Why A Tamale For The Finale?

Yesterday after church we were watching the finale of the current season of MasterChef, the cooking competition where home chefs -- people who excel in cooking at home for a select few -- are given the chance to compete for a $250,000 grand prize and their own cookbook, and that's just the beginning. One of the hosts/judges on that show in Gordon Ramsay, perhaps better known to viewing audiences (at least in the USA and to people who don't regularly EAT three to five course meals) for his ... colorful way around a kitchen and ... interesting motivational techniques to get his and his chefs' food pitch perfect.

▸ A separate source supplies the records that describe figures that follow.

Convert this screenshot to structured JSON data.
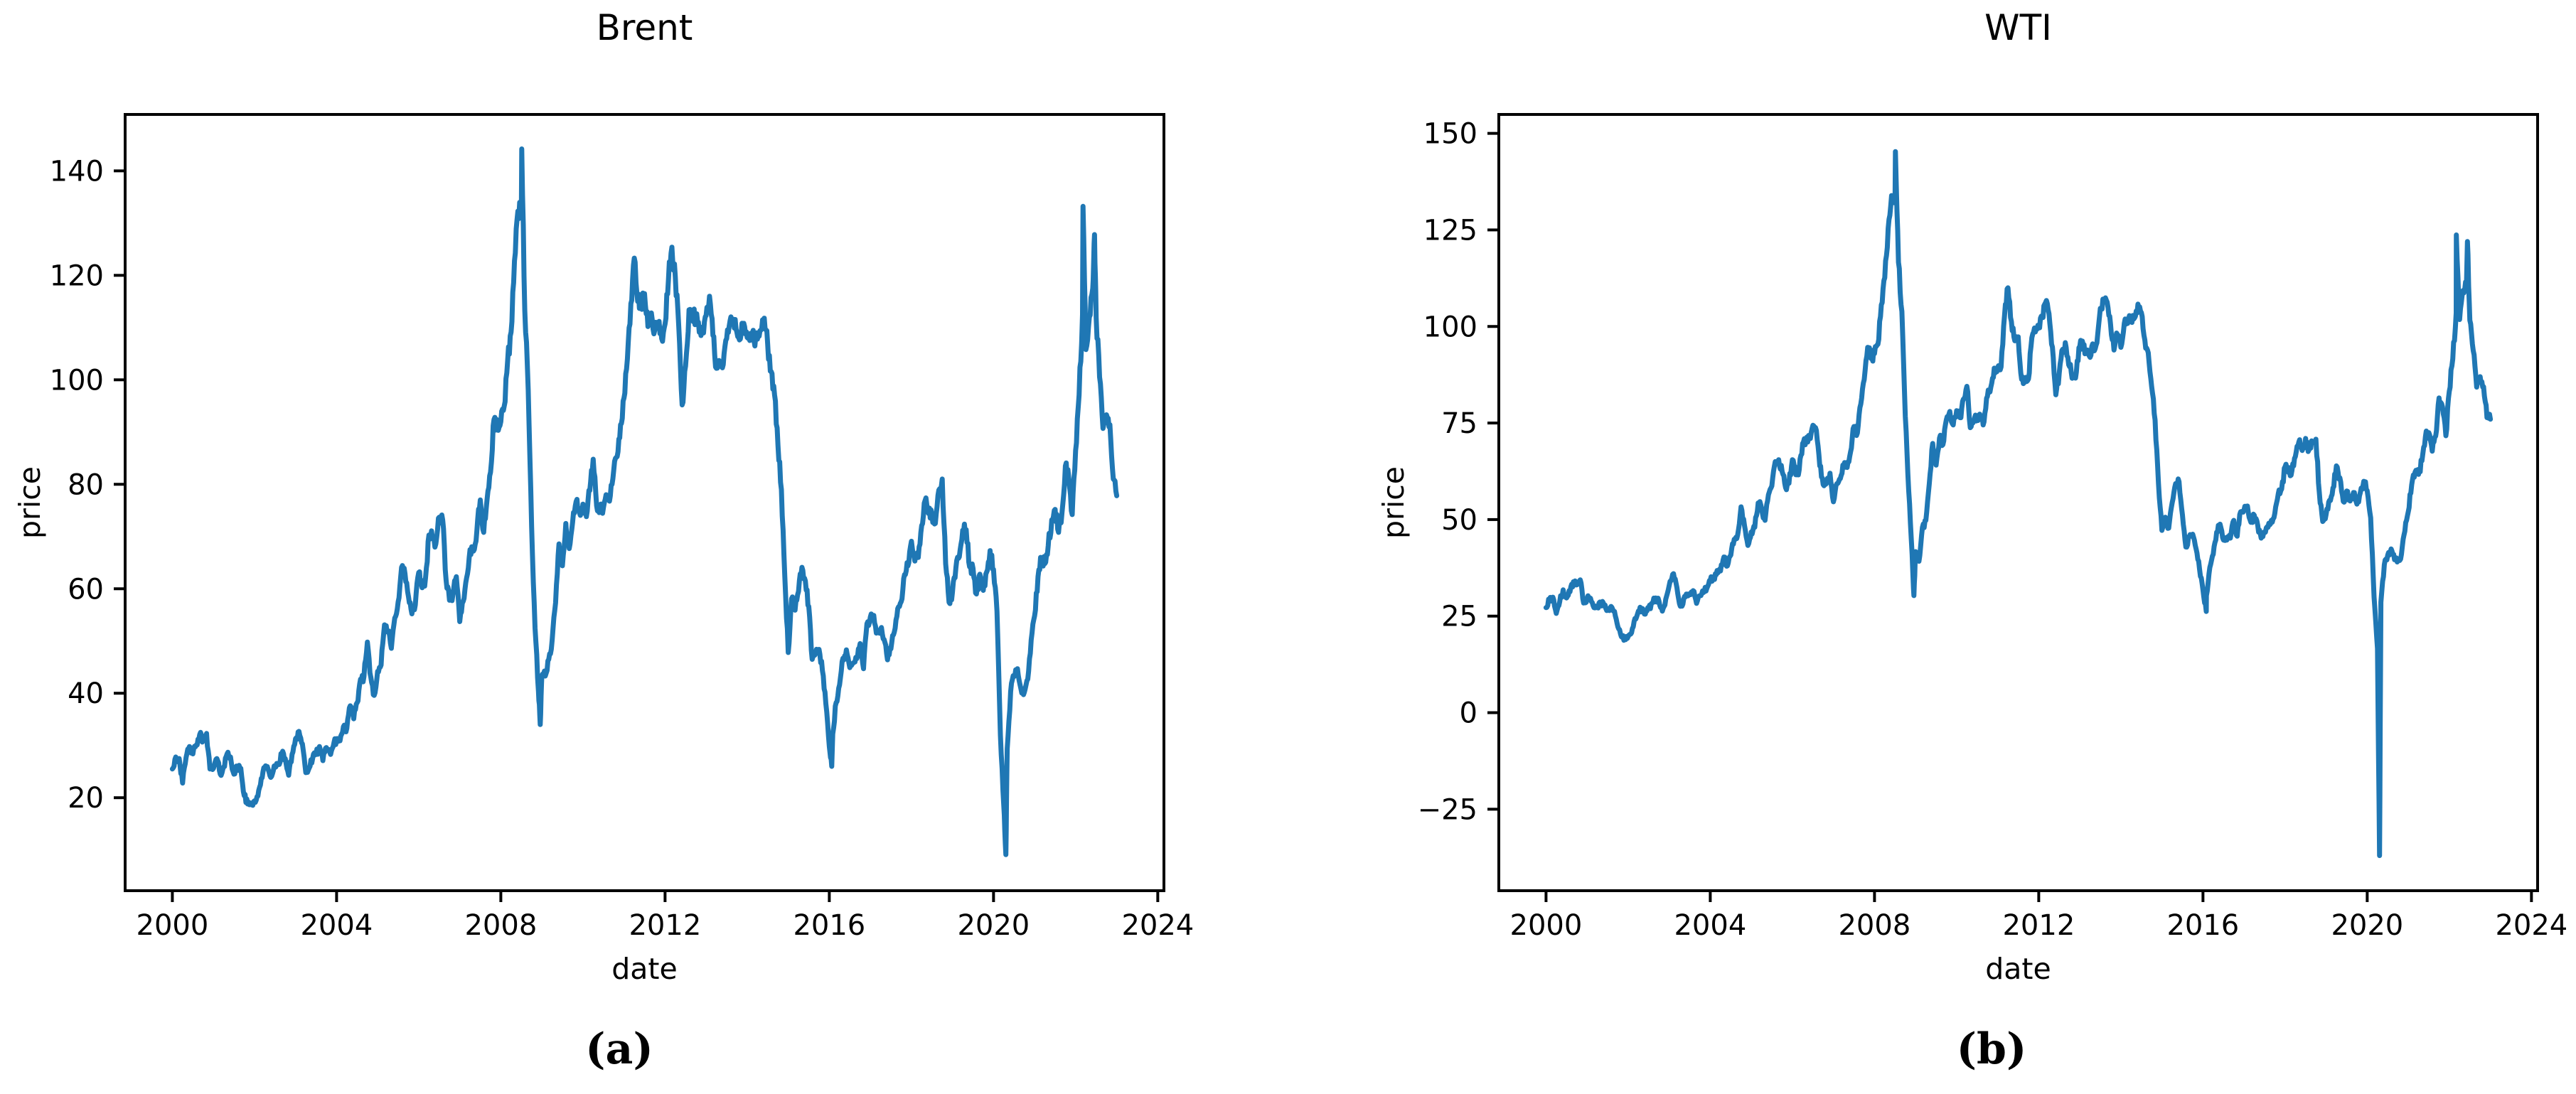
{
  "figure": {
    "background": "#ffffff",
    "axis_color": "#000000"
  },
  "chart_data": [
    {
      "type": "line",
      "title": "Brent",
      "xlabel": "date",
      "ylabel": "price",
      "caption": "(a)",
      "line_color": "#1f77b4",
      "legend": "none",
      "grid": false,
      "x_start_year": 2000,
      "x_interval": "monthly",
      "xlim": [
        1998.85,
        2024.15
      ],
      "ylim": [
        2.2,
        150.8
      ],
      "xticks": [
        2000,
        2004,
        2008,
        2012,
        2016,
        2020,
        2024
      ],
      "xtick_labels": [
        "2000",
        "2004",
        "2008",
        "2012",
        "2016",
        "2020",
        "2024"
      ],
      "yticks": [
        20,
        40,
        60,
        80,
        100,
        120,
        140
      ],
      "ytick_labels": [
        "20",
        "40",
        "60",
        "80",
        "100",
        "120",
        "140"
      ],
      "values": [
        25.5,
        27.8,
        27.5,
        22.8,
        27.7,
        29.8,
        28.4,
        30.1,
        32.1,
        30.9,
        32.3,
        25.5,
        25.6,
        27.5,
        24.5,
        25.9,
        28.4,
        27.8,
        24.5,
        25.7,
        25.6,
        20.4,
        18.8,
        18.7,
        19.4,
        20.3,
        23.7,
        25.7,
        25.4,
        24.1,
        25.8,
        26.6,
        28.4,
        27.5,
        24.3,
        28.3,
        31.3,
        32.7,
        30.3,
        24.8,
        25.7,
        27.5,
        28.3,
        29.8,
        27.1,
        29.6,
        28.7,
        29.8,
        31.3,
        30.9,
        33.6,
        33.3,
        37.6,
        35.1,
        38.2,
        42.7,
        43.2,
        49.8,
        43.1,
        39.6,
        44.2,
        45.4,
        53.1,
        51.9,
        48.6,
        54.4,
        57.5,
        64.1,
        62.9,
        58.5,
        55.2,
        56.9,
        63.1,
        60.2,
        62.1,
        70.3,
        69.8,
        68.6,
        73.7,
        73.2,
        61.7,
        57.8,
        58.9,
        62.3,
        53.7,
        57.6,
        62.1,
        67.5,
        67.2,
        71.1,
        77.0,
        70.8,
        77.2,
        82.3,
        92.4,
        91.0,
        92.0,
        95.0,
        103.7,
        109.1,
        122.8,
        132.3,
        133.2,
        113.2,
        98.1,
        71.9,
        52.5,
        40.4,
        43.4,
        43.3,
        46.5,
        50.2,
        57.3,
        68.6,
        64.4,
        72.5,
        67.7,
        72.8,
        76.7,
        74.5,
        76.2,
        73.8,
        78.8,
        84.8,
        75.9,
        74.8,
        75.6,
        77.1,
        77.8,
        82.7,
        85.3,
        91.4,
        96.5,
        104.0,
        114.6,
        123.3,
        115.0,
        113.8,
        116.5,
        110.2,
        112.8,
        109.5,
        110.5,
        107.9,
        110.7,
        119.3,
        125.4,
        119.7,
        110.3,
        95.2,
        102.6,
        113.4,
        112.9,
        111.7,
        109.1,
        109.5,
        112.3,
        116.0,
        108.5,
        102.2,
        102.6,
        102.9,
        107.9,
        111.3,
        111.6,
        109.1,
        107.8,
        110.8,
        108.1,
        108.9,
        107.5,
        107.8,
        109.5,
        111.8,
        106.8,
        101.6,
        97.1,
        87.4,
        79.0,
        62.3,
        47.8,
        58.1,
        55.9,
        59.5,
        64.1,
        61.5,
        56.6,
        46.5,
        47.6,
        48.4,
        44.3,
        38.0,
        29.8,
        32.2,
        38.2,
        41.6,
        46.7,
        48.3,
        44.9,
        45.8,
        46.6,
        49.5,
        44.7,
        53.3,
        54.6,
        54.9,
        51.6,
        52.3,
        50.3,
        46.4,
        48.5,
        51.7,
        56.2,
        57.5,
        62.7,
        64.4,
        69.1,
        65.3,
        66.0,
        72.1,
        76.9,
        74.4,
        74.3,
        72.5,
        78.9,
        81.0,
        64.8,
        57.4,
        59.4,
        64.0,
        66.1,
        71.2,
        71.3,
        64.2,
        63.9,
        59.0,
        62.8,
        59.7,
        63.2,
        67.3,
        63.7,
        55.7,
        32.0,
        18.4,
        29.4,
        40.3,
        43.2,
        44.7,
        40.9,
        40.2,
        42.7,
        50.2,
        54.8,
        62.3,
        65.7,
        64.8,
        68.3,
        73.2,
        75.2,
        70.8,
        74.5,
        83.5,
        81.1,
        74.2,
        86.5,
        97.1,
        112.5,
        105.8,
        112.0,
        117.5,
        111.9,
        100.5,
        90.7,
        93.3,
        91.4,
        81.0,
        77.8
      ],
      "extra_points": [
        [
          2008.51,
          144.2
        ],
        [
          2008.96,
          34.0
        ],
        [
          2016.06,
          26.0
        ],
        [
          2020.3,
          9.1
        ],
        [
          2022.18,
          133.2
        ],
        [
          2022.46,
          127.8
        ]
      ]
    },
    {
      "type": "line",
      "title": "WTI",
      "xlabel": "date",
      "ylabel": "price",
      "caption": "(b)",
      "line_color": "#1f77b4",
      "legend": "none",
      "grid": false,
      "x_start_year": 2000,
      "x_interval": "monthly",
      "xlim": [
        1998.85,
        2024.15
      ],
      "ylim": [
        -46.1,
        154.9
      ],
      "xticks": [
        2000,
        2004,
        2008,
        2012,
        2016,
        2020,
        2024
      ],
      "xtick_labels": [
        "2000",
        "2004",
        "2008",
        "2012",
        "2016",
        "2020",
        "2024"
      ],
      "yticks": [
        -25,
        0,
        25,
        50,
        75,
        100,
        125,
        150
      ],
      "ytick_labels": [
        "−25",
        "0",
        "25",
        "50",
        "75",
        "100",
        "125",
        "150"
      ],
      "values": [
        27.2,
        29.4,
        29.9,
        25.7,
        28.8,
        31.8,
        29.7,
        31.3,
        33.9,
        33.1,
        34.4,
        28.4,
        29.6,
        29.6,
        27.2,
        27.4,
        28.6,
        27.6,
        26.5,
        27.5,
        26.2,
        22.2,
        19.7,
        19.3,
        19.7,
        20.7,
        24.4,
        26.3,
        27.0,
        25.5,
        26.9,
        28.4,
        29.7,
        28.9,
        26.3,
        29.4,
        33.0,
        35.8,
        33.5,
        28.2,
        28.1,
        30.7,
        30.8,
        31.6,
        28.3,
        30.3,
        31.1,
        32.2,
        34.3,
        34.7,
        36.8,
        36.7,
        40.3,
        38.0,
        40.8,
        44.9,
        46.0,
        53.3,
        48.5,
        43.3,
        46.8,
        48.0,
        54.3,
        53.0,
        49.8,
        56.4,
        58.7,
        65.0,
        65.5,
        62.4,
        58.3,
        59.4,
        65.5,
        61.6,
        62.9,
        69.7,
        70.9,
        70.9,
        74.4,
        73.1,
        63.9,
        59.1,
        59.4,
        62.0,
        54.6,
        59.3,
        60.6,
        64.0,
        63.5,
        67.5,
        74.1,
        72.4,
        79.9,
        86.2,
        94.6,
        91.7,
        93.0,
        95.4,
        105.6,
        112.6,
        125.4,
        133.9,
        133.4,
        116.6,
        103.9,
        76.7,
        57.4,
        41.0,
        41.7,
        39.2,
        48.0,
        49.8,
        59.2,
        69.7,
        64.1,
        71.1,
        69.4,
        75.8,
        78.0,
        74.5,
        78.2,
        76.4,
        81.2,
        84.5,
        73.8,
        75.4,
        76.4,
        76.6,
        75.3,
        81.9,
        84.3,
        89.2,
        89.4,
        89.5,
        102.9,
        110.0,
        101.3,
        96.3,
        97.3,
        86.3,
        85.6,
        86.4,
        97.1,
        98.6,
        100.3,
        102.3,
        106.2,
        103.3,
        94.7,
        82.3,
        87.9,
        94.1,
        94.6,
        89.6,
        86.7,
        88.2,
        94.8,
        95.3,
        93.0,
        92.0,
        94.8,
        95.8,
        104.7,
        106.6,
        106.3,
        100.5,
        93.9,
        97.9,
        94.6,
        100.8,
        100.8,
        102.1,
        102.2,
        105.8,
        103.6,
        96.5,
        93.2,
        84.4,
        75.8,
        59.3,
        47.2,
        50.6,
        47.8,
        54.4,
        59.3,
        59.8,
        51.2,
        42.9,
        45.5,
        46.2,
        42.4,
        37.2,
        31.7,
        30.3,
        37.6,
        41.0,
        46.7,
        48.8,
        44.7,
        44.7,
        45.2,
        49.8,
        45.7,
        52.0,
        52.5,
        53.5,
        49.3,
        51.1,
        48.5,
        45.2,
        46.6,
        48.0,
        49.8,
        51.6,
        56.6,
        57.9,
        63.7,
        62.2,
        62.7,
        66.3,
        70.0,
        67.9,
        71.0,
        68.1,
        70.2,
        70.8,
        57.0,
        49.5,
        51.4,
        55.0,
        58.2,
        63.9,
        60.8,
        54.7,
        57.4,
        54.8,
        57.0,
        54.0,
        57.0,
        59.9,
        57.5,
        50.5,
        29.9,
        16.6,
        28.6,
        38.3,
        40.8,
        42.4,
        39.6,
        39.4,
        41.0,
        47.0,
        52.0,
        59.0,
        62.3,
        61.7,
        65.2,
        71.4,
        72.5,
        67.7,
        71.6,
        81.5,
        79.2,
        71.7,
        83.2,
        91.6,
        103.5,
        101.8,
        109.3,
        110.5,
        101.6,
        93.7,
        84.3,
        87.0,
        84.4,
        76.4,
        76.0
      ],
      "extra_points": [
        [
          2008.51,
          145.3
        ],
        [
          2008.96,
          30.3
        ],
        [
          2016.08,
          26.2
        ],
        [
          2020.3,
          -37.0
        ],
        [
          2022.17,
          123.7
        ],
        [
          2022.44,
          122.0
        ]
      ]
    }
  ]
}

It's hard to fault him; I mean, the Scottish-born restaurateur worked very hard to get where he is today. Today's title comes from what Gordon -- I think we can go first-name basis with him -- said to one of the two finalists who presented a particular tamale as an appetizer. He asked this question, then commercial break, then the chef responded that in all of her cooking she strives to reflect her Mexican heritage. (She won, by the way.) I still have problems with "heritage", but that's a story for another day. So much I heard this weekend from my kids and so much from Martha and I, but I did not take the trouble to write it down did I? I remember a rhyming line from a reality show.

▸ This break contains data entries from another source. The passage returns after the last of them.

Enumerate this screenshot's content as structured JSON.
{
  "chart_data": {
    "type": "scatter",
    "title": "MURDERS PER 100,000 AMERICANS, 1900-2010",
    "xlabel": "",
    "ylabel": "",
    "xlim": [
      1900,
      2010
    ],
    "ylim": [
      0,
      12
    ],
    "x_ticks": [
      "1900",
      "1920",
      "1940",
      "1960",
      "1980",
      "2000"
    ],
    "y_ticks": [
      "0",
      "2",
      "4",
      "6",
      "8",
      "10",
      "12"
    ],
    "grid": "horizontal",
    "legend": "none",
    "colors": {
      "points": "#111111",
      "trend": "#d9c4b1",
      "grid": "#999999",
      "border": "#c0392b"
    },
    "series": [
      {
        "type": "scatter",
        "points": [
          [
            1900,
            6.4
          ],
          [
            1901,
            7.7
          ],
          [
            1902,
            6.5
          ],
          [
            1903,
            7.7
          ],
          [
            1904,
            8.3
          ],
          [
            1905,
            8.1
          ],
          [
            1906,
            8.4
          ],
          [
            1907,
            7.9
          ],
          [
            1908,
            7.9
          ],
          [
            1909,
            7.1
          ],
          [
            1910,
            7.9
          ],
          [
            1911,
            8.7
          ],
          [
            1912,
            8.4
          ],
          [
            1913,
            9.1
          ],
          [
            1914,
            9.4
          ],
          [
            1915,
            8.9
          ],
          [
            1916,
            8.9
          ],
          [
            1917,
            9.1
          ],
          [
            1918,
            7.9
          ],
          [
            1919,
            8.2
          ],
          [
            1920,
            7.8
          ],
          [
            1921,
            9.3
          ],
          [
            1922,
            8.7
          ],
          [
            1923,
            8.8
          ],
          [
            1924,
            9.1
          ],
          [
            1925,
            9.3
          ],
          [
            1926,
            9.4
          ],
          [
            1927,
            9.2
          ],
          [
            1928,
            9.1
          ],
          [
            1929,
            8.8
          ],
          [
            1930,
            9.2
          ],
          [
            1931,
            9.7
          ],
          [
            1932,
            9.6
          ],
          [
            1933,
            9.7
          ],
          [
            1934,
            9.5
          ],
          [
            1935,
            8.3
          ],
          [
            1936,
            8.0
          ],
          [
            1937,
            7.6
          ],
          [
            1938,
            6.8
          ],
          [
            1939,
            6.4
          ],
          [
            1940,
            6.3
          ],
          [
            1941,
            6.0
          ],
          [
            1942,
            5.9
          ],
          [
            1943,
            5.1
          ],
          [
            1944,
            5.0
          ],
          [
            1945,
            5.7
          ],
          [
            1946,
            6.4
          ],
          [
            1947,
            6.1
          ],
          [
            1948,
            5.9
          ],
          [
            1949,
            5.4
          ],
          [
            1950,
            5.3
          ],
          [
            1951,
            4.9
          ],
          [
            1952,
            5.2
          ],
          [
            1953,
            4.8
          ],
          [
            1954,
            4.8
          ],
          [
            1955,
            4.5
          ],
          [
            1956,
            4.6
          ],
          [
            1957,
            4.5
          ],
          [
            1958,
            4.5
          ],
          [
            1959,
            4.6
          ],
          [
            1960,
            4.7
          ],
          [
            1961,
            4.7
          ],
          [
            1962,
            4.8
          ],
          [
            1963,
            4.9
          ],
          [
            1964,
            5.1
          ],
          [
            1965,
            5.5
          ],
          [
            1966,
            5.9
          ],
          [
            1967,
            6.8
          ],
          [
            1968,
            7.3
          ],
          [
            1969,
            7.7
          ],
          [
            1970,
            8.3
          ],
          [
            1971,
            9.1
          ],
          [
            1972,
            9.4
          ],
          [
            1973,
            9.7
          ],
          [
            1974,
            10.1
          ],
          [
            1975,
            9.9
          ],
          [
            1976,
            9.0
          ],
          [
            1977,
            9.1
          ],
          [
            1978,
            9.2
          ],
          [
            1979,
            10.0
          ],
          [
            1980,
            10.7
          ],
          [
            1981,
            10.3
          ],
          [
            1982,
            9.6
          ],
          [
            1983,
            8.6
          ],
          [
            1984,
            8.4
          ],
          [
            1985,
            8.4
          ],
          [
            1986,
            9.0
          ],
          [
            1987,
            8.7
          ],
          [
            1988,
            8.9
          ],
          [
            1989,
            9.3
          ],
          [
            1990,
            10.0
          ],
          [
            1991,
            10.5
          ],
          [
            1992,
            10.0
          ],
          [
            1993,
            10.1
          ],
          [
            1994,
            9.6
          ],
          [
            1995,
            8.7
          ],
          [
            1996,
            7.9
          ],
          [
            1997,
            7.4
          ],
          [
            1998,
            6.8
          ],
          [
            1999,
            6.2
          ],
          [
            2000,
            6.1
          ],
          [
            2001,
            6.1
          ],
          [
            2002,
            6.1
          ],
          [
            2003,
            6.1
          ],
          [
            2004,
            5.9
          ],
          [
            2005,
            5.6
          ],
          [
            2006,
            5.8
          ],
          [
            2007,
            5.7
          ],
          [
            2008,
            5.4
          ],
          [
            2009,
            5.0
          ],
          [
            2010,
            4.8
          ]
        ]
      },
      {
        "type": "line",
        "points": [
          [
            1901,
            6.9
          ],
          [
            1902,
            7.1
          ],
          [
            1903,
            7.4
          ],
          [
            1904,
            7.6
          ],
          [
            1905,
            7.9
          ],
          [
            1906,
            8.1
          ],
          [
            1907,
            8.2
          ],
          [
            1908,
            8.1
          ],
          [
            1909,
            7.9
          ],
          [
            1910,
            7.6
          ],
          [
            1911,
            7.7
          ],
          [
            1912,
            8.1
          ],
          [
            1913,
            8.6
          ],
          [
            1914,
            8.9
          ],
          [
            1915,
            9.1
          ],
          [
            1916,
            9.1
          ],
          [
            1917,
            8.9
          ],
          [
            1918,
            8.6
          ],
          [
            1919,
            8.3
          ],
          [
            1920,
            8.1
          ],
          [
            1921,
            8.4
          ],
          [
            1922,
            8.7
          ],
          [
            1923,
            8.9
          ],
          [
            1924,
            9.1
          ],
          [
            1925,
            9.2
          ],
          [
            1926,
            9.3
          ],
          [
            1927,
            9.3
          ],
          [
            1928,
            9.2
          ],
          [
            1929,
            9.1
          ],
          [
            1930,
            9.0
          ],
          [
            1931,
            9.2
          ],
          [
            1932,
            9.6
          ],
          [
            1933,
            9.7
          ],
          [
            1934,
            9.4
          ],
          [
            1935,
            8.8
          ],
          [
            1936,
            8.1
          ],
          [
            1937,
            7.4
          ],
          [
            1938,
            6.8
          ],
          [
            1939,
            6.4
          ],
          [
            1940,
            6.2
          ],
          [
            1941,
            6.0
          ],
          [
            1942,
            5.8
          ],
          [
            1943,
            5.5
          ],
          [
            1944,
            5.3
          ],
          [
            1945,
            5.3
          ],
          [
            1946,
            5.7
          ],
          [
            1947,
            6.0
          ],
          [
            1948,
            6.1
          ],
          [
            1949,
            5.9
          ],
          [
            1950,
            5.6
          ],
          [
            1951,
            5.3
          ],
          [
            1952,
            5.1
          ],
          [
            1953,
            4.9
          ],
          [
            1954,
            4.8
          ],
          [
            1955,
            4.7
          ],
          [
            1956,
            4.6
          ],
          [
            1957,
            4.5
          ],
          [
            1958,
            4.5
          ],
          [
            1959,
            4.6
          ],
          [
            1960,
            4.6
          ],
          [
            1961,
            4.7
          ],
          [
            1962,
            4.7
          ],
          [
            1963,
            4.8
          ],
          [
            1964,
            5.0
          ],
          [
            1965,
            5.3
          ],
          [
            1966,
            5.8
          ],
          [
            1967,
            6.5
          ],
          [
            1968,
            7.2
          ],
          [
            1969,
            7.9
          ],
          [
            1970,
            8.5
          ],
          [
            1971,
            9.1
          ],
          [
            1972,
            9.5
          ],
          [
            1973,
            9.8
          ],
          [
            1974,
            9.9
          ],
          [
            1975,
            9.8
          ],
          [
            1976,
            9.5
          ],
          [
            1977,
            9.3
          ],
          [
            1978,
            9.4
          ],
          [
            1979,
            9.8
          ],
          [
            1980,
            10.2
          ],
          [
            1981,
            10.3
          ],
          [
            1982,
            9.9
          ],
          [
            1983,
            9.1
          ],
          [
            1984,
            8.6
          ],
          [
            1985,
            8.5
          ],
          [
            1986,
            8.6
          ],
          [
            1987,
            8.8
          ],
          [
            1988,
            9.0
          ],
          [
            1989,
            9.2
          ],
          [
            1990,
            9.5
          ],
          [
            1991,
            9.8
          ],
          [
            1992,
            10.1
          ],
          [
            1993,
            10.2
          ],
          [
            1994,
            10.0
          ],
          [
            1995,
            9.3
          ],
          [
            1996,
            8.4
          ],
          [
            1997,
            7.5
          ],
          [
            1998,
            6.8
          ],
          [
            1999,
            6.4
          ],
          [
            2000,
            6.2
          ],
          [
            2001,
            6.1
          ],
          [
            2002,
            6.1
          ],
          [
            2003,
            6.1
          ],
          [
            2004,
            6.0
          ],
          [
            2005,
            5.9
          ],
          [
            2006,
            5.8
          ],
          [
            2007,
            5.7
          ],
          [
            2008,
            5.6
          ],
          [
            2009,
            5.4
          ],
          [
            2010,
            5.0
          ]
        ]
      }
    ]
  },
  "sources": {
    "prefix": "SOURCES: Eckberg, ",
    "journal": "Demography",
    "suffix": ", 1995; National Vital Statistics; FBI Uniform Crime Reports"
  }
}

A former girlfriend of mine has hit the half-century mark today. This was the last one before I met Martha (and by her account, she had no other boyfriends before meeting me), and she was, and I believe still is, a librarian in Alabama whom I also met online. And the reason for our breakup was way more my fault than I care to admit because at the time I didn't want and could not see myself as moving anywhere outside where I was in a two-room house in Crescent City, Florida. She came to see me twice and I didn't go there. It was more than my not having a car at the time ... it was my not having a grip on this whole "adult" thing.


Arguably, I still don't have that.


Over this weekend I've had my relationship with Southern gospel music (I grew up in Florida, so this is pretty much what you heard) rekindled since I couldn't get in the station I regularly listen to at work Friday. Most of the time it's just me in the office, so I pretty much get to choose what's on. I also got to finish Salem Kirban's 1973 novel 1000 (ISBN 091258209X), which is set in the Millennial Reign of Jesus Christ. Astonishing enough, even to a Christian, there IS still conflict after the Rapture, after the Tribulation -- I'm not trying to preach here, but relating the story without referring to mainstream Christian elements is well nigh impossible.


And after a phone call I just had ... ugh.


I SO want some of the date-setters I've been reading online to be right and this coming Wednesday is either the day of the Rapture or the day where all the dominoes are lined up in a row ranging from a blood moon to day 266 of the year when Pope Francis (the 266th pope, some sources point out) visits President Obama at the White House to the activation of the CERN reactor, pick a feature ... but I refuse to live like they are. Keep this in mind; Jesus did not say follow the flavor of the month, the event on the front page, or even the people who are acting in His name. He says, Follow Me.